To go to higher and higher speeds, it is not possible to just keep increasing the sampling rate. The Nyquist theorem says that even with a perfect 3000-Hz line (which a dial-up telephone is decidedly not), there is no point in sampling faster than 6000 Hz. In practice, most modems sample 2400 times/sec and focus on getting more bits per sample.
The number of samples per second is measured in baud. During each baud, one symbol is sent. Thus, an n-baud line transmits n symbols/sec. For example, a 2400-baud line sends one symbol about every 416.667 µsec.

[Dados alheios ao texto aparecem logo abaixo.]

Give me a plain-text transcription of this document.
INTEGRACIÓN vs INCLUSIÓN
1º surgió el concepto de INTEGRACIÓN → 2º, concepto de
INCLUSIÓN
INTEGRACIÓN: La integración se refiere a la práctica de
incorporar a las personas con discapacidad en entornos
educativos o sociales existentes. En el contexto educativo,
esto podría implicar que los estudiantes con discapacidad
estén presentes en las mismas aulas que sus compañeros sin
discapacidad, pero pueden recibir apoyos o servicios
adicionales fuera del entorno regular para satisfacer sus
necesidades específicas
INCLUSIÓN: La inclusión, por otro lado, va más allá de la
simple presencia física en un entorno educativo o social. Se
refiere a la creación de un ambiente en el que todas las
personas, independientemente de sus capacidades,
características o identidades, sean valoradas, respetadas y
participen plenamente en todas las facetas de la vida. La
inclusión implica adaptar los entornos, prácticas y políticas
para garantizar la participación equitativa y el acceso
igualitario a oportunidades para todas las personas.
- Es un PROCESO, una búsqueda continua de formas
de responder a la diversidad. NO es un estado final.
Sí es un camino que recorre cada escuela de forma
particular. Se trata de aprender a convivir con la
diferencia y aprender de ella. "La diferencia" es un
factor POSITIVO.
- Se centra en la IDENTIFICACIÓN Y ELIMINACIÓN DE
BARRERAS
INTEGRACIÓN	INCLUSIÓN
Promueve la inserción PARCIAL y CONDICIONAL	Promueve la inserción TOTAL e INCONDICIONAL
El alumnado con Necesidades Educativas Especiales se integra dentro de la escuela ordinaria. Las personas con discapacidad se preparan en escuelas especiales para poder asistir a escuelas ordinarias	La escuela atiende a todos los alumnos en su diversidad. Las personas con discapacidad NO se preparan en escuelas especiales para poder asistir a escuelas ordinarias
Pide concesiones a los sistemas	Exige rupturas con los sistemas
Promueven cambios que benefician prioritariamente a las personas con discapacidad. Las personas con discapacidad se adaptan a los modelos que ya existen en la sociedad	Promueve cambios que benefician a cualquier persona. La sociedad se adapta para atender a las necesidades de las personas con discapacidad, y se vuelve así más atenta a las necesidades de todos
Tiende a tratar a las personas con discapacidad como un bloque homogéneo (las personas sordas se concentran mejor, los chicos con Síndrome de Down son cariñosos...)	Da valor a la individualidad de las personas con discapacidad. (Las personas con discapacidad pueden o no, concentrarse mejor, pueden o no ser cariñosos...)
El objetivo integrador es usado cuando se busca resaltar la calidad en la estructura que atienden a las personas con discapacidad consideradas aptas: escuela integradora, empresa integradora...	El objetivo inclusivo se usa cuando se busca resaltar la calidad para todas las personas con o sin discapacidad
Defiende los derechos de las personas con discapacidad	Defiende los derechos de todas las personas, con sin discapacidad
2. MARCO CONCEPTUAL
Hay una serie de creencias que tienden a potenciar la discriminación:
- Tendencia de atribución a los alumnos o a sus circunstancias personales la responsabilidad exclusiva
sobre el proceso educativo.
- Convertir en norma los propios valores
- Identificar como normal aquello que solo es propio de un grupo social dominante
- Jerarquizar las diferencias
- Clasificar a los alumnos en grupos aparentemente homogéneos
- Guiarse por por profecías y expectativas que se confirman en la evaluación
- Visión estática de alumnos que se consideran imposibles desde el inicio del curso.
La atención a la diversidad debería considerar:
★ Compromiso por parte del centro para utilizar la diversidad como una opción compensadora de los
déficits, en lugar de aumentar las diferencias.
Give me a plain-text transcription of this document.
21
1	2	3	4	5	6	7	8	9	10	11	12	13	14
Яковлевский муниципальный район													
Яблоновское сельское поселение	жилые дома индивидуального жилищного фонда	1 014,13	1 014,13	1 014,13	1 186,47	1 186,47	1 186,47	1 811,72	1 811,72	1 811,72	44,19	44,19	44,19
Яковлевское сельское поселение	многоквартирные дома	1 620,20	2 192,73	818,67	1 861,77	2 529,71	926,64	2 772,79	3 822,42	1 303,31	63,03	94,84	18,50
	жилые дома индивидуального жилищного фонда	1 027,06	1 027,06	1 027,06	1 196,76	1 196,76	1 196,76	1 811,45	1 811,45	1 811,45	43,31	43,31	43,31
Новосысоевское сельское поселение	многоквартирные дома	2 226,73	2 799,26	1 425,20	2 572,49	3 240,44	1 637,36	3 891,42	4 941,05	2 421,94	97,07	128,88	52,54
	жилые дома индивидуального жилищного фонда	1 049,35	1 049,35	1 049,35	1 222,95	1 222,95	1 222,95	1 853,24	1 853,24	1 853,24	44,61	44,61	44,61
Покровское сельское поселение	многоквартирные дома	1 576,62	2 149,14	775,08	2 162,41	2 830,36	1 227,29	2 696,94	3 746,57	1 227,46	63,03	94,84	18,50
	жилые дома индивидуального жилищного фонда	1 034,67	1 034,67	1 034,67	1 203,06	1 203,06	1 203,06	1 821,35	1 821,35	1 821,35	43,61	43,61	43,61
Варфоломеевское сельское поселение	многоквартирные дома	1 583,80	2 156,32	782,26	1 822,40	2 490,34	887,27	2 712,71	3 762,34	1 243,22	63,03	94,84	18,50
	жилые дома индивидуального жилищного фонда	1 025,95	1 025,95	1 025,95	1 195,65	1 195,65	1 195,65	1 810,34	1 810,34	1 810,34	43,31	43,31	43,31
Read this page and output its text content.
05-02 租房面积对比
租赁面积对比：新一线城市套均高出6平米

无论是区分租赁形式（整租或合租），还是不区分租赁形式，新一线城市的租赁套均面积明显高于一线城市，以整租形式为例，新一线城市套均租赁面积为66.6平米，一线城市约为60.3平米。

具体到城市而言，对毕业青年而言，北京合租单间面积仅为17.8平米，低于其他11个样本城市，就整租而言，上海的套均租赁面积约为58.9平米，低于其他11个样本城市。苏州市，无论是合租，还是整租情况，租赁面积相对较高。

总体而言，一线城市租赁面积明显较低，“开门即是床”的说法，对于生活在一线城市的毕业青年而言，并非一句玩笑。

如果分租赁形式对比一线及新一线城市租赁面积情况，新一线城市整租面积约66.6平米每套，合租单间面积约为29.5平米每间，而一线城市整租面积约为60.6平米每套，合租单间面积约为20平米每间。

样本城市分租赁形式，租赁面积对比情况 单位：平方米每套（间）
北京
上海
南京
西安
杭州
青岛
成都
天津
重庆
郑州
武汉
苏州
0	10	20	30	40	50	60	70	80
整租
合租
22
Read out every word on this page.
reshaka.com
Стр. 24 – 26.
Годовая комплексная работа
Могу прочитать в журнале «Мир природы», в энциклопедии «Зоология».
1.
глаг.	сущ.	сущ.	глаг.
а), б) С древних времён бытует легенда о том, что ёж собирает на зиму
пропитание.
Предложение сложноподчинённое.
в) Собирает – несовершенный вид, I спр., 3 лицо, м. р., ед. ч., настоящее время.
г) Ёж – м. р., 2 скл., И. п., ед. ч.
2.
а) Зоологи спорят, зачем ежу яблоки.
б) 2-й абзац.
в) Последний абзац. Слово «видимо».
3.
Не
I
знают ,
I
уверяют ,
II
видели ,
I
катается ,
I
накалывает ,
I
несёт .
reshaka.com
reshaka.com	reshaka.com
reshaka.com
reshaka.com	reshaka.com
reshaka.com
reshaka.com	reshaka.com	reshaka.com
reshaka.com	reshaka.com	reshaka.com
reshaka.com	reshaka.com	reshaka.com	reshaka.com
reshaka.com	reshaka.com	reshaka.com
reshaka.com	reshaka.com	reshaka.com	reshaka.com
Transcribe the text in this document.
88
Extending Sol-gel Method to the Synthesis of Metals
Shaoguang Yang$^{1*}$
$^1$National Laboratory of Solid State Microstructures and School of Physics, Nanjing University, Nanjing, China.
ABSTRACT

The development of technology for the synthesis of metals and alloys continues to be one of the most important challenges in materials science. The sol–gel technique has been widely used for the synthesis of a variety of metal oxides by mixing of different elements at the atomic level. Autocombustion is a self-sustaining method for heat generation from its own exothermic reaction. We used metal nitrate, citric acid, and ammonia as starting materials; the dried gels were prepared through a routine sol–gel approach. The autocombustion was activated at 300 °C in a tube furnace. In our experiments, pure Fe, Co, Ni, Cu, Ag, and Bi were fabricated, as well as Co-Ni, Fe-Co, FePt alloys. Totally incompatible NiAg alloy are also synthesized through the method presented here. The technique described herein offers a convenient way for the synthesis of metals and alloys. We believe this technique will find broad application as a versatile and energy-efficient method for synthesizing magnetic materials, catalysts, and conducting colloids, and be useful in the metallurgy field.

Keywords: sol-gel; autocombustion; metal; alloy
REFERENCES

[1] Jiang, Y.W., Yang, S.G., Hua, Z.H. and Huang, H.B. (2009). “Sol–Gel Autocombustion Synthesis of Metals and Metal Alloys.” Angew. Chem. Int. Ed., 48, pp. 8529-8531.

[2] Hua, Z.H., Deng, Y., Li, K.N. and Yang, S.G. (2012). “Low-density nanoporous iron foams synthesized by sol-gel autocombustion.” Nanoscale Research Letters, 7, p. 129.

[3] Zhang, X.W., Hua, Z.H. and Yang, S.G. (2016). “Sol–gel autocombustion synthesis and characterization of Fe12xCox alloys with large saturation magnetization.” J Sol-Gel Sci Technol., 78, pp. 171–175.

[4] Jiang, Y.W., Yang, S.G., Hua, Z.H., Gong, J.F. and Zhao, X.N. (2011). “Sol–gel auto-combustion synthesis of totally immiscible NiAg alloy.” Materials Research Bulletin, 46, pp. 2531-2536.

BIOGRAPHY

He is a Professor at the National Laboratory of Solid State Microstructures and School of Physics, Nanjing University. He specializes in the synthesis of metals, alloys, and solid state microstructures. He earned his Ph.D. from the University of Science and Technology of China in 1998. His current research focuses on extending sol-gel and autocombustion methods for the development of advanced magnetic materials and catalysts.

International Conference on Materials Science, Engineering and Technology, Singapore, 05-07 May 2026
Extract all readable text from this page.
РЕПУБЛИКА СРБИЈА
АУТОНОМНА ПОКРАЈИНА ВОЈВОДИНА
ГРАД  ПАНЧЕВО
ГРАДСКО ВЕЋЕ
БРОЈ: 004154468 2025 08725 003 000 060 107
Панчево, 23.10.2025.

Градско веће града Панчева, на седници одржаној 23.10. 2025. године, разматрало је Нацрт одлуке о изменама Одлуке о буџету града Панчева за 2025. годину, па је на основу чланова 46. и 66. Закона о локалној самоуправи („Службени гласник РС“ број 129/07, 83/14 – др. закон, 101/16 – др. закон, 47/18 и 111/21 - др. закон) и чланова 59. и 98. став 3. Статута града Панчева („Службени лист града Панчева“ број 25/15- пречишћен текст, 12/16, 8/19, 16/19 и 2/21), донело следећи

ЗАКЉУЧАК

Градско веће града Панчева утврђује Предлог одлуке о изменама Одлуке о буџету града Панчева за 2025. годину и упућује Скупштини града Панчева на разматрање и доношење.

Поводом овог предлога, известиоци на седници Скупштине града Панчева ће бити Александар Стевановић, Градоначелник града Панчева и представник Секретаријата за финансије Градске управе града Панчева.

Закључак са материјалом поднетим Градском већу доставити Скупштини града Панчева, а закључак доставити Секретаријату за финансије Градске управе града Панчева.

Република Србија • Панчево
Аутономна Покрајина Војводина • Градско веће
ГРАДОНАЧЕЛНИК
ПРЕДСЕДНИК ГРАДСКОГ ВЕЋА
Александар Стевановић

If the symbol consists of 0 volts for a logical 0 and 1 volt for a logical 1, the bit rate is 2400 bps. If, however, the voltages 0, 1, 2, and 3 volts are used, every symbol consists of 2 bits, so a 2400-baud line can transmit 2400 symbols/sec at a data rate of 4800 bps. Similarly, with four possible phase shifts, there are also 2 bits/symbol, so again here the bit rate is twice the baud rate. The latter technique is widely used and called QPSK (Quadrature Phase Shift Keying).
-- Tannenbaum
Portanto, temos uma linha de 6MHz. O teorema de Nyquist diz que não faz sentido usar uma amostragem maior que 12.000.000 Hz (12 milhões de amostragens por segundo) ou 12Mbps (bauds/seg).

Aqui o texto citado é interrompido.